Повозка неторопливо катила через Годсенд; лучи восходящего солнца золотили поросшие мхом надгробия церковного кладбища. Однажды ты тоже умрешь, сказала я себе — и не поверила. Наверняка на смертном ложе мне вспомнится та апрельская поездка и бездонное саффолкское небо над старыми-старыми могилами…
От раздумий о смерти — странной, прекрасной, пугающей и такой далекой — я почувствовала себя еще счастливей. Омрачил мою радость лишь видневшийся за деревьями Скоутни-Холл. Из-за сестры, конечно. Мне-то какое дело до Коттонов? (До чего же мне тогда вообще было дело?) Словом, пока мы не миновали парк, на протяжении двух минут я тактично «застегивала» на ботинке единственную пуговицу, стараясь не пересечься с Роуз взглядом.
На станцию приехали вовремя. Сестра предложила купить билеты в первый класс: оплачивают ведь адвокаты.
— А вдруг они вернут деньги не сразу? — возразила я.
Продержаться день в Лондоне мы собирались на жалованье Стивена; Топаз, конечно, рассчитывала отдать долг.
Билеты в конце концов взяли дешевые.
Стивен умолял меня быть внимательной на дороге, даже побежал за поездом, чтобы еще раз напомнить. Он с улыбкой махал нам вслед, но во взгляде сквозила грусть.
А ведь Стивен никогда не видел Лондона!
Стоило нам сойти в Кингз-Крипте с деревенского игрушечного паровозика и пересесть в другой поезд, как атмосфера изменилась. Аромат провинции исчез, словно в лондонских вагонах хранился особый, столичный воздух. Здесь наши белые костюмы выглядели довольно странно, а когда мы очутились в Лондоне — прямо-таки эксцентрично. Люди вовсю на нас таращились. Роуз сразу это заметила.
— Они от восхищения, — попыталась я утешить сестру.
Честно говоря, по сравнению с нашими костюмчиками однообразная одежда других женщин действительно смотрелась уныло.
— Мы ужасно выделяемся, — пылая от стыда, пробормотала Роуз.
Знала бы бедняжка, сколько внимания нам перепадет на обратном пути домой!

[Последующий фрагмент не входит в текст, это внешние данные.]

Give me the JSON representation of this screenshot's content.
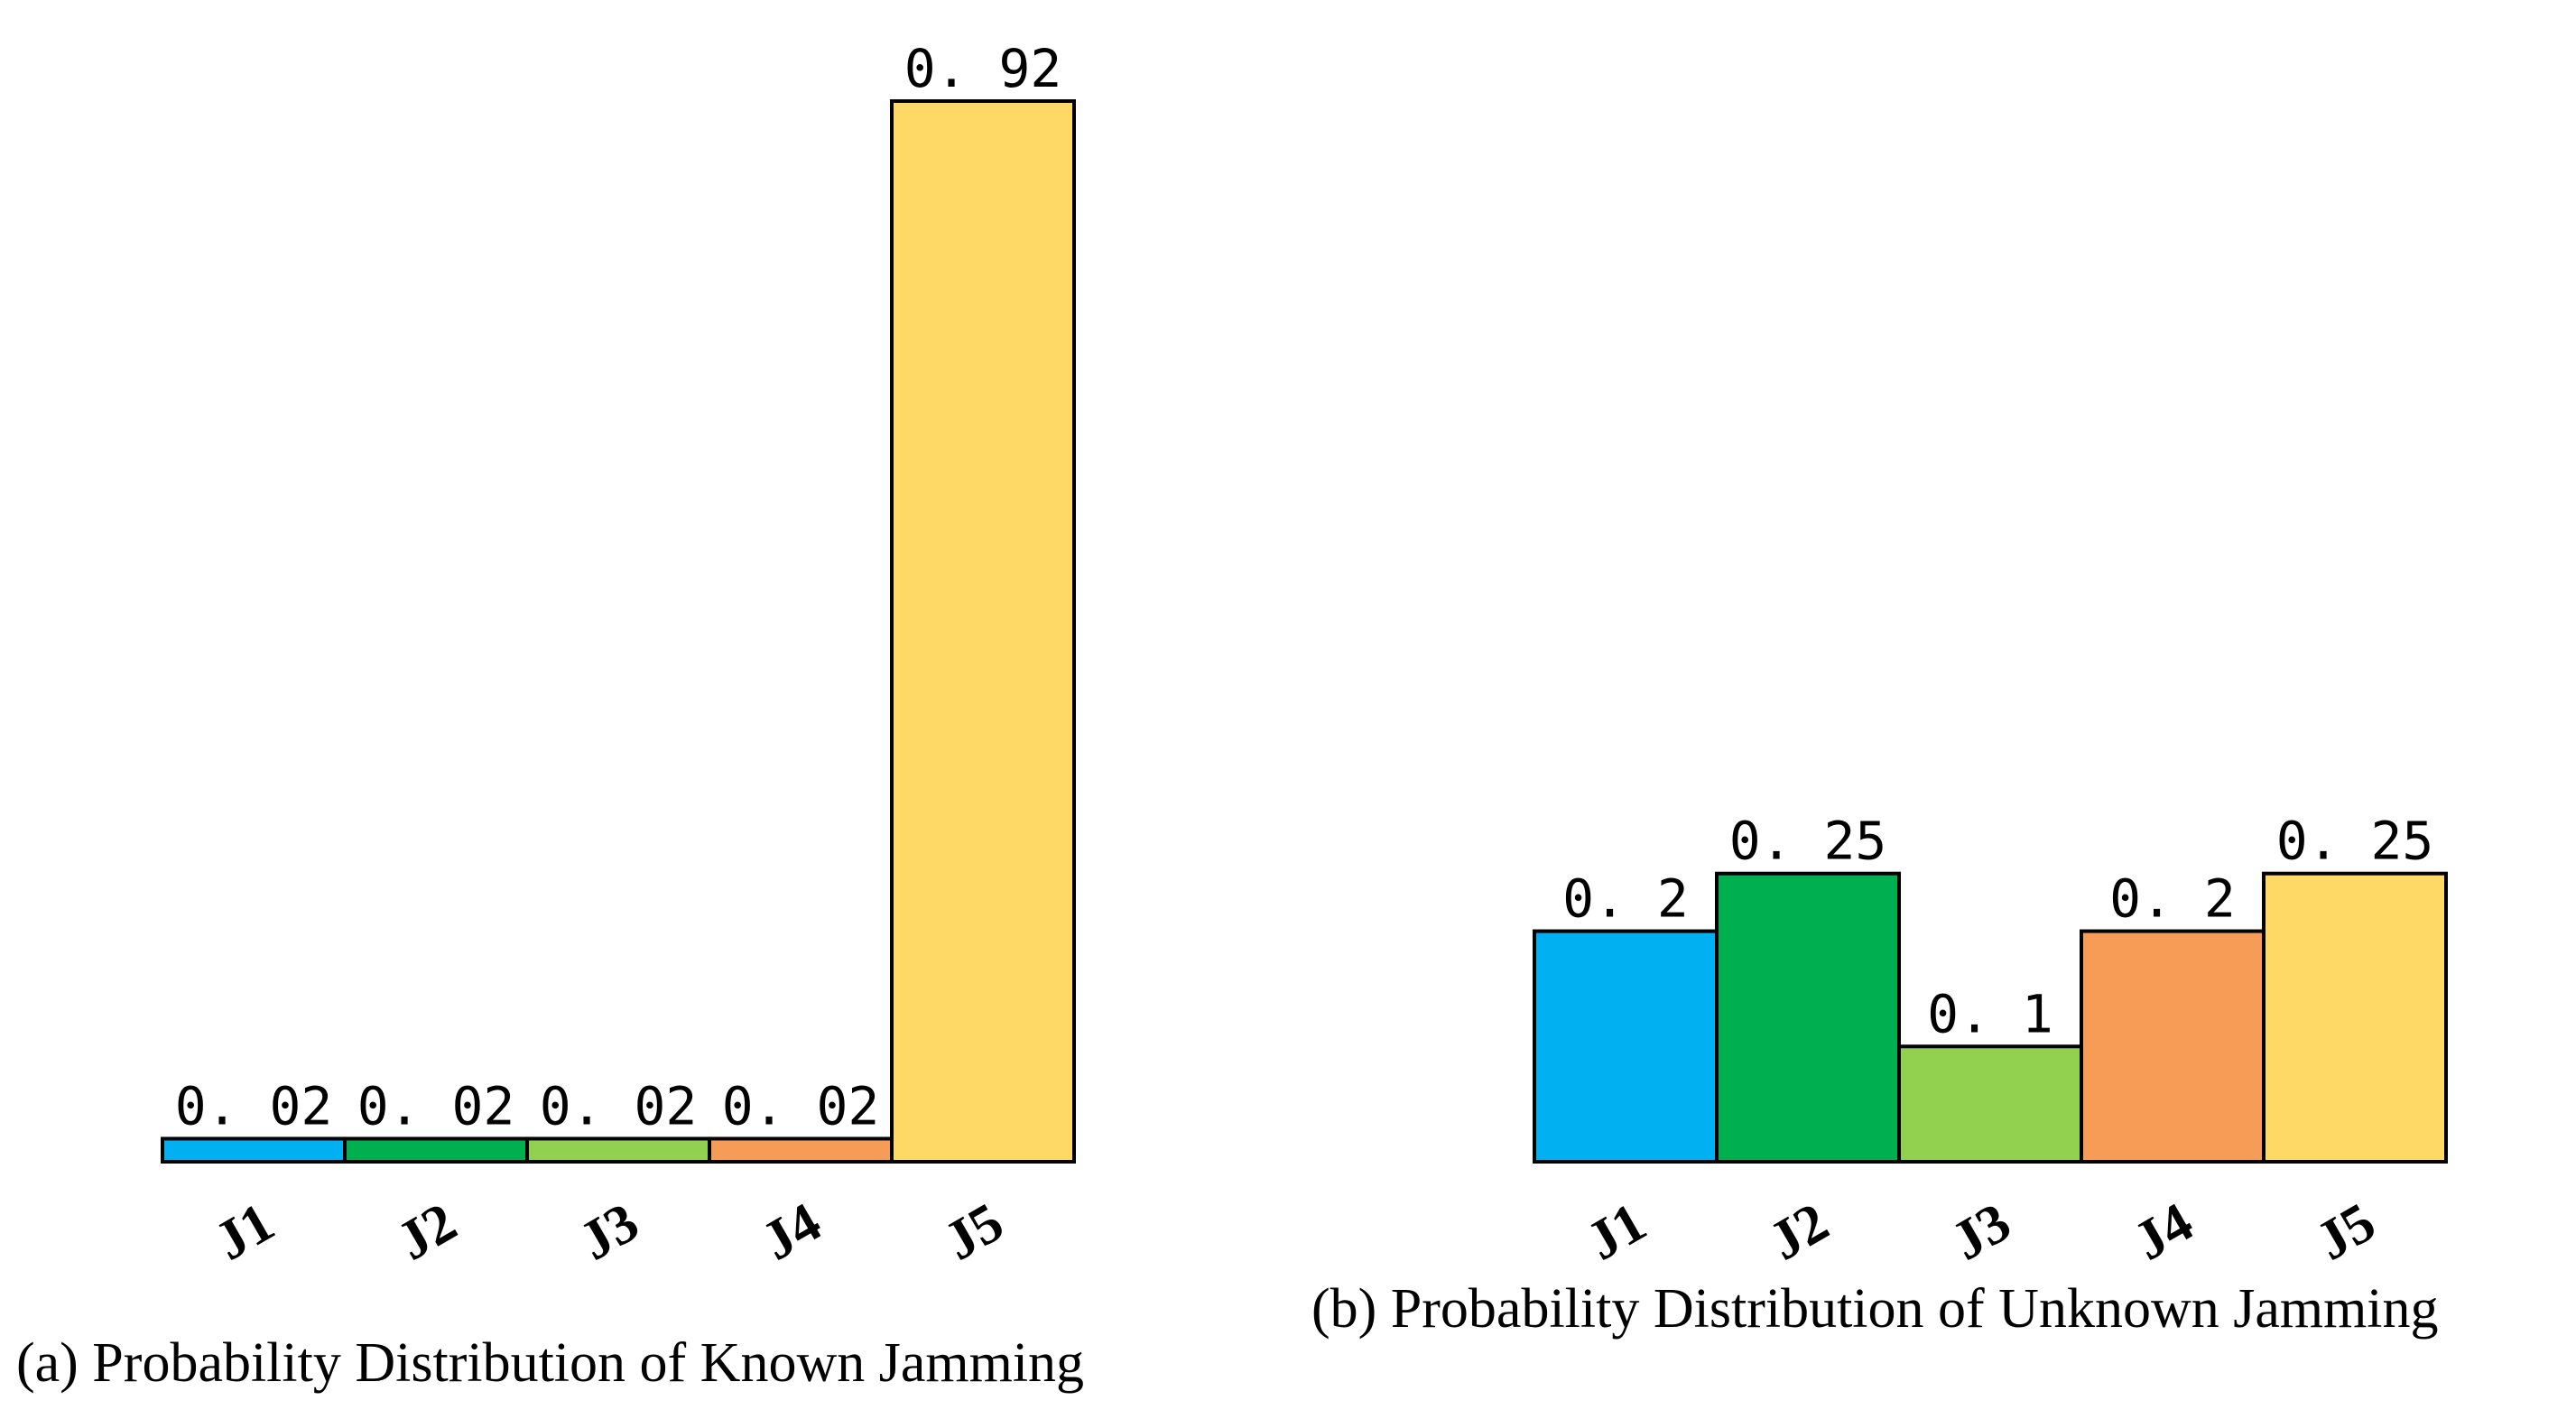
{
  "chart_data": [
    {
      "type": "bar",
      "title": "(a) Probability Distribution of Known Jamming",
      "categories": [
        "J1",
        "J2",
        "J3",
        "J4",
        "J5"
      ],
      "values": [
        0.02,
        0.02,
        0.02,
        0.02,
        0.92
      ],
      "value_labels": [
        "0. 02",
        "0. 02",
        "0. 02",
        "0. 02",
        "0. 92"
      ],
      "colors": [
        "#00B0F0",
        "#00B050",
        "#92D050",
        "#F79C57",
        "#FFD966"
      ],
      "xlabel": "",
      "ylabel": "",
      "ylim": [
        0,
        0.92
      ],
      "grid": false,
      "legend": "none"
    },
    {
      "type": "bar",
      "title": "(b) Probability Distribution of Unknown Jamming",
      "categories": [
        "J1",
        "J2",
        "J3",
        "J4",
        "J5"
      ],
      "values": [
        0.2,
        0.25,
        0.1,
        0.2,
        0.25
      ],
      "value_labels": [
        "0. 2",
        "0. 25",
        "0. 1",
        "0. 2",
        "0. 25"
      ],
      "colors": [
        "#00B0F0",
        "#00B050",
        "#92D050",
        "#F79C57",
        "#FFD966"
      ],
      "xlabel": "",
      "ylabel": "",
      "ylim": [
        0,
        0.92
      ],
      "grid": false,
      "legend": "none"
    }
  ]
}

Последний раз мы ездили в Лондон три года назад. В городе мы, конечно, не ориентировались; вчера я впервые прогулялась по Сити. Чудесный район! Особенно магазины канцтоваров. Бродила бы по ним и бродила! А Роуз считает, что это самые скучные магазины в мире, скучнее только мясные лавки. (Не замечала скуки в мясных лавках; по-моему, они насквозь пропитаны ужасом.)
Мы постоянно сворачивали не туда, приходилось то и дело спрашивать дорогу у полицейских. Те как один были дружелюбны и держались по-отечески. Один любезно остановил для нас поток машин, и кто-то из таксистов громко причмокнул Роуз вслед.
Адвокат представлялся мне стариком, а юридическая контора — обшарпанной, сумрачной конурой. Как в романах Диккенса. Ничего подобного мы не увидели! В приемной нас встретил молодой человек с прилизанными волосами.
— Сумеете добраться до Челси на автобусе? — спросил он.
— Нет, — быстро ответила Роуз.
— Хорошо, — кивнул клерк. — Возьмите такси.
Я сказала, что у нас не хватает денег. Сестра густо покраснела. Коротко взглянув на нее, юноша ответил:
— Секундочку, — и вышел.
Вернулся он с четырьмя фунтами.
— Мистер Стивенидж говорит, этого хватит покрыть расходы на билеты, на такси до Челси, на такси до вокзала и даже на превосходный обед. Когда привезете ключ обратно, подпишите бумаги. Ясно?
Мы кивнули и ушли. Роуз не на шутку взбесилась от того, что никто серьезней клерка к нам даже выйти не соизволил.
— Какое неуважение к тете Миллисенте! — возмущалась она. — Ведут себя так, словно мы — пустое место!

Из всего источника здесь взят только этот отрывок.